I'm glad that I studied the grammar before getting into level 2 & 3.  The best books, in my opinion for learning the grammar in a nutshell were Barbara Bregstein's, "Easy Spanish Step by Step" and "Advanced Spanish Step by Step" (of course there are others that compliment those books).  I didn't do LSLC level 3 until I finished the advanced book and I'm glad that I waited.  While listening thru level 3, I realized that I knew the grammar and with LSLC I was putting it into action.  You could do LSLC on it's own without the understanding of the grammar that it covers, but for me, I'm pretty sure I would have been bogged down and left in a fog.  I just finished Level 3 yesterday (Yay!!!!!!!!) and I find myself wishing for a Level 4. It's that good!  :)  
It's a tough program to get thru.  I listened to some of the lessons 4 or 5 times before continuing to the next.  I am going to repeat the lessons and put the grammar of the particular lesson, that I am currently going thru, into my daily conversations.  

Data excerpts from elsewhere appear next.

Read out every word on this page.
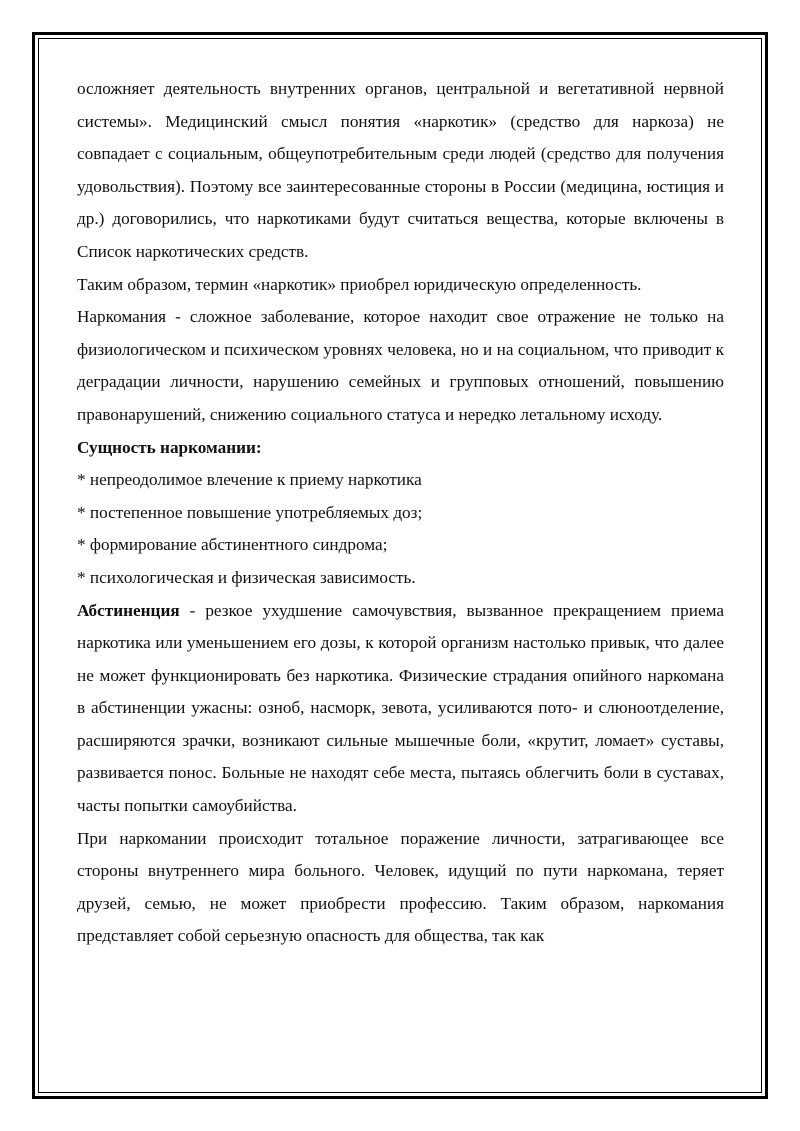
осложняет деятельность внутренних органов, центральной и вегетативной нервной системы». Медицинский смысл понятия «наркотик» (средство для наркоза) не совпадает с социальным, общеупотребительным среди людей (средство для получения удовольствия). Поэтому все заинтересованные стороны в России (медицина, юстиция и др.) договорились, что наркотиками будут считаться вещества, которые включены в Список наркотических средств.

Таким образом, термин «наркотик» приобрел юридическую определенность.

Наркомания - сложное заболевание, которое находит свое отражение не только на физиологическом и психическом уровнях человека, но и на социальном, что приводит к деградации личности, нарушению семейных и групповых отношений, повышению правонарушений, снижению социального статуса и нередко летальному исходу.

Сущность наркомании:

* непреодолимое влечение к приему наркотика

* постепенное повышение употребляемых доз;

* формирование абстинентного синдрома;

* психологическая и физическая зависимость.

Абстиненция - резкое ухудшение самочувствия, вызванное прекращением приема наркотика или уменьшением его дозы, к которой организм настолько привык, что далее не может функционировать без наркотика. Физические страдания опийного наркомана в абстиненции ужасны: озноб, насморк, зевота, усиливаются пото- и слюноотделение, расширяются зрачки, возникают сильные мышечные боли, «крутит, ломает» суставы, развивается понос. Больные не находят себе места, пытаясь облегчить боли в суставах, часты попытки самоубийства.

При наркомании происходит тотальное поражение личности, затрагивающее все стороны внутреннего мира больного. Человек, идущий по пути наркомана, теряет друзей, семью, не может приобрести профессию. Таким образом, наркомания представляет собой серьезную опасность для общества, так как
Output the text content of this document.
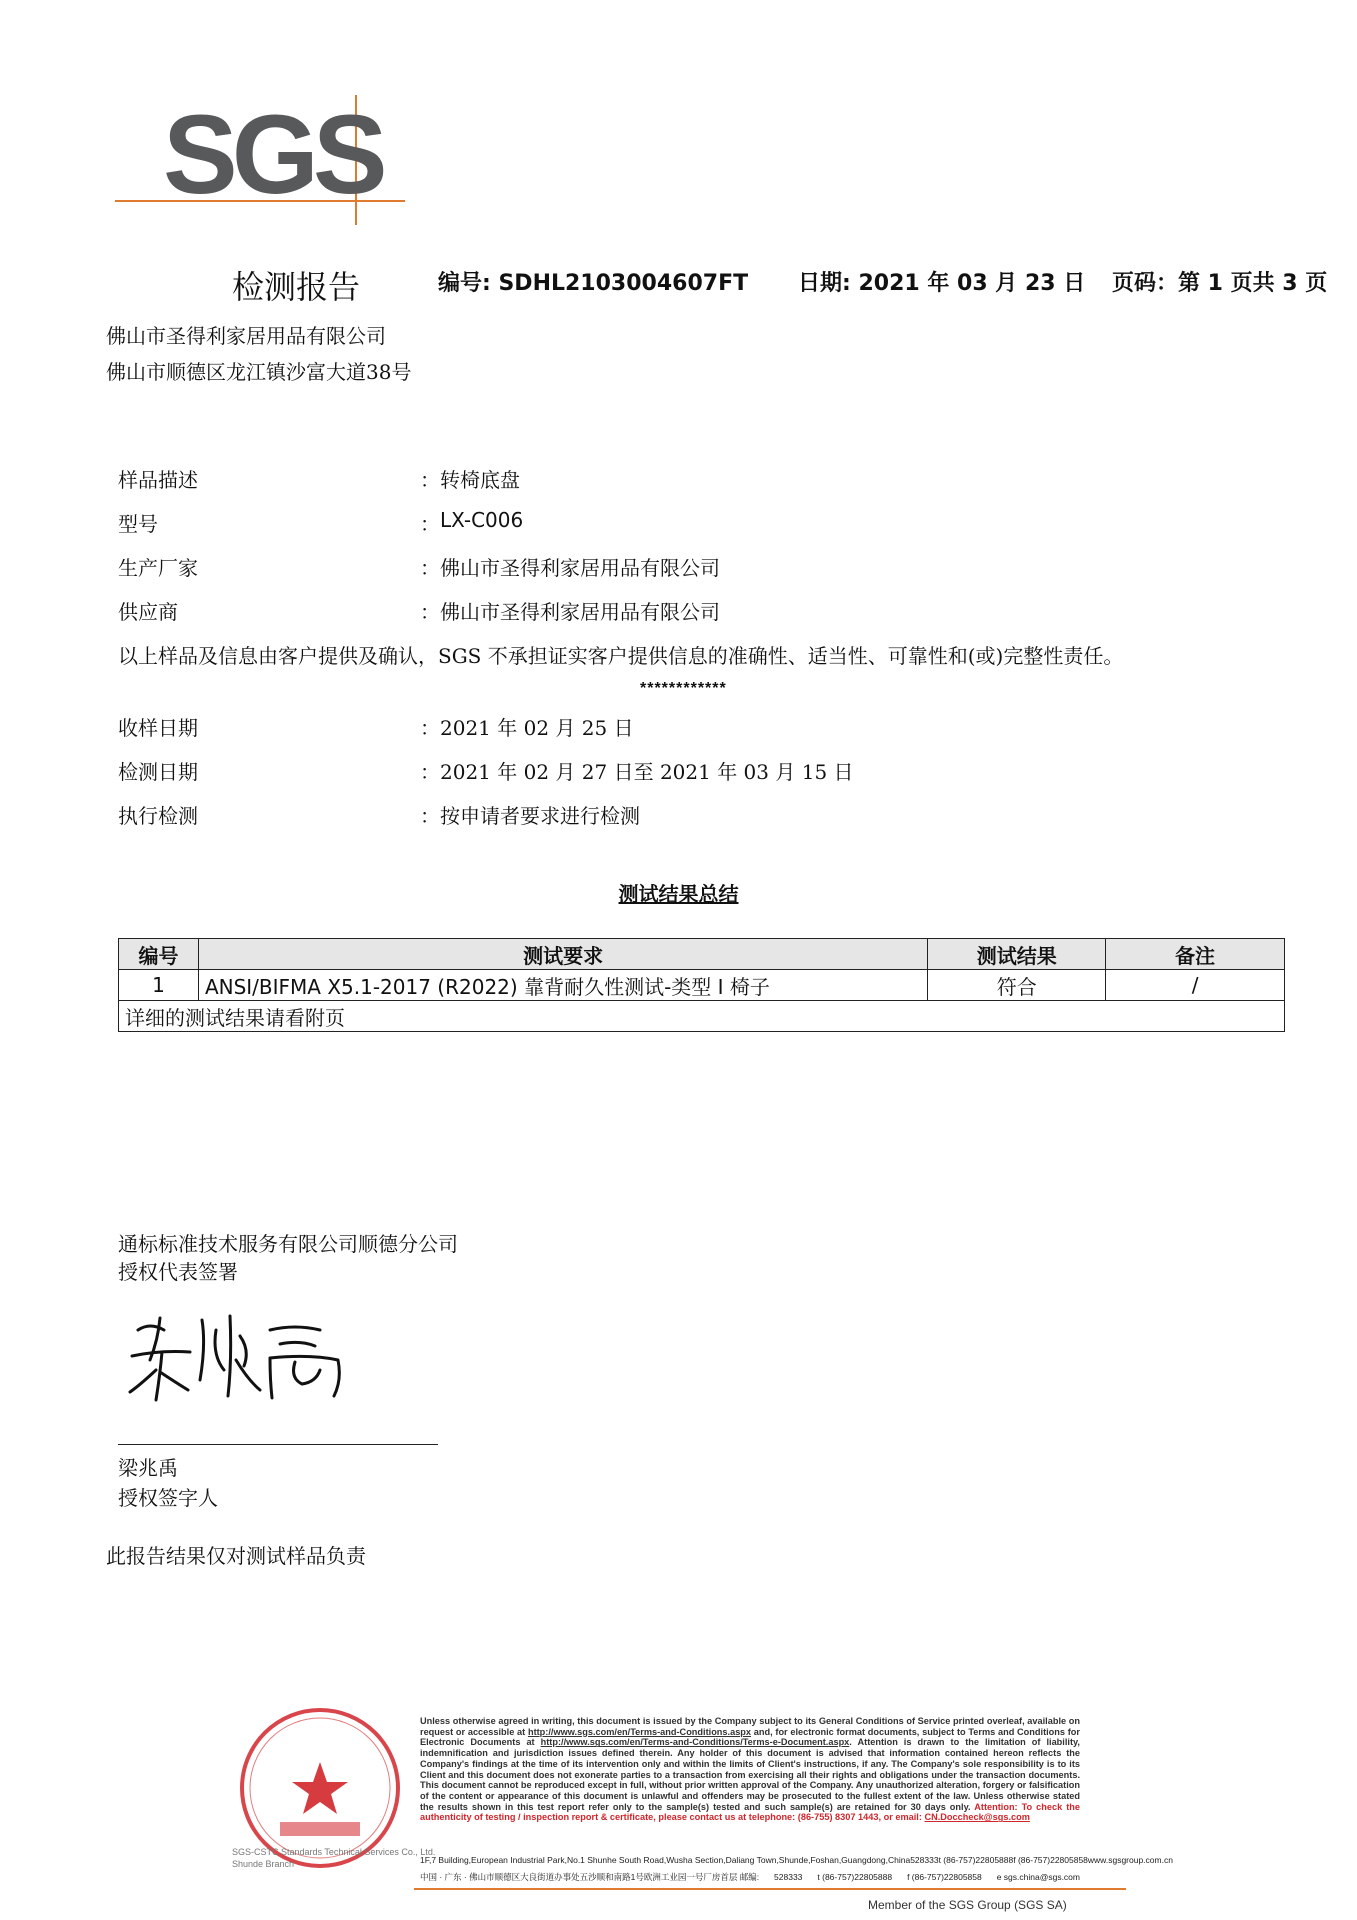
SGS
检测报告	编号: SDHL2103004607FT 日期: 2021 年 03 月 23 日 页码：第 1 页共 3 页
佛山市圣得利家居用品有限公司
佛山市顺德区龙江镇沙富大道38号
样品描述	： 转椅底盘
型号	： LX-C006
生产厂家	： 佛山市圣得利家居用品有限公司
供应商	： 佛山市圣得利家居用品有限公司
以上样品及信息由客户提供及确认，SGS 不承担证实客户提供信息的准确性、适当性、可靠性和(或)完整性责任。
************
收样日期	： 2021 年 02 月 25 日
检测日期	： 2021 年 02 月 27 日至 2021 年 03 月 15 日
执行检测	： 按申请者要求进行检测
测试结果总结
编号	测试要求	测试结果	备注
1	ANSI/BIFMA X5.1-2017 (R2022) 靠背耐久性测试-类型 I 椅子	符合	/
详细的测试结果请看附页			
通标标准技术服务有限公司顺德分公司
授权代表签署
梁兆禹
授权签字人
此报告结果仅对测试样品负责
SGS-CSTC Standards Technical Services Co., Ltd.
Shunde Branch
Unless otherwise agreed in writing, this document is issued by the Company subject to its General Conditions of Service printed overleaf, available on request or accessible at http://www.sgs.com/en/Terms-and-Conditions.aspx and, for electronic format documents, subject to Terms and Conditions for Electronic Documents at http://www.sgs.com/en/Terms-and-Conditions/Terms-e-Document.aspx. Attention is drawn to the limitation of liability, indemnification and jurisdiction issues defined therein. Any holder of this document is advised that information contained hereon reflects the Company's findings at the time of its intervention only and within the limits of Client's instructions, if any. The Company's sole responsibility is to its Client and this document does not exonerate parties to a transaction from exercising all their rights and obligations under the transaction documents. This document cannot be reproduced except in full, without prior written approval of the Company. Any unauthorized alteration, forgery or falsification of the content or appearance of this document is unlawful and offenders may be prosecuted to the fullest extent of the law. Unless otherwise stated the results shown in this test report refer only to the sample(s) tested and such sample(s) are retained for 30 days only. Attention: To check the authenticity of testing / inspection report & certificate, please contact us at telephone: (86-755) 8307 1443, or email: CN.Doccheck@sgs.com
1F,7 Building,European Industrial Park,No.1 Shunhe South Road,Wusha Section,Daliang Town,Shunde,Foshan,Guangdong,China 528333 t (86-757)22805888 f (86-757)22805858 www.sgsgroup.com.cn
中国 · 广东 · 佛山市顺德区大良街道办事处五沙顺和南路1号欧洲工业园一号厂房首层 邮编: 528333 t (86-757)22805888 f (86-757)22805858 e sgs.china@sgs.com
Member of the SGS Group (SGS SA)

I think what sets it aside from other programs that I have used is that it is repetitious and covers so many different tenses & moods in a fairly short amount of time.  I didn't learn a whole lot of new words, as I had already learned a lot of vocabulary from the Bergman books, so I was able to focus on the grammar aspect.  The program is truly about applying the grammar.
Hope this help!
diane
 

diranu

I wanted to tell you guys about a tutor that I had my first lesson with yesterday.  Check out verbling.com.  You can get private lessons or group lessons.  But, go to youtube and search "Paulino verbling".  That is the guy I spent a 1/2 hour trial lesson with.  You really get your moneys worth with him, and then some!  This is the video I'm watching this morning.
www.youtube.com/watch?v=cgCb3jX6JwA
He wasn't quite as animate in my trial lesson but the reviews of him lead me to believe that he is quite prepared for lessons.  And being the first lesson, he was probably figuring out how to approach the lesson best for me.
I don't think he has any group sessions scheduled right now but he said he was going to do some more.  
He also recommended this site for practice.  wespeke.com.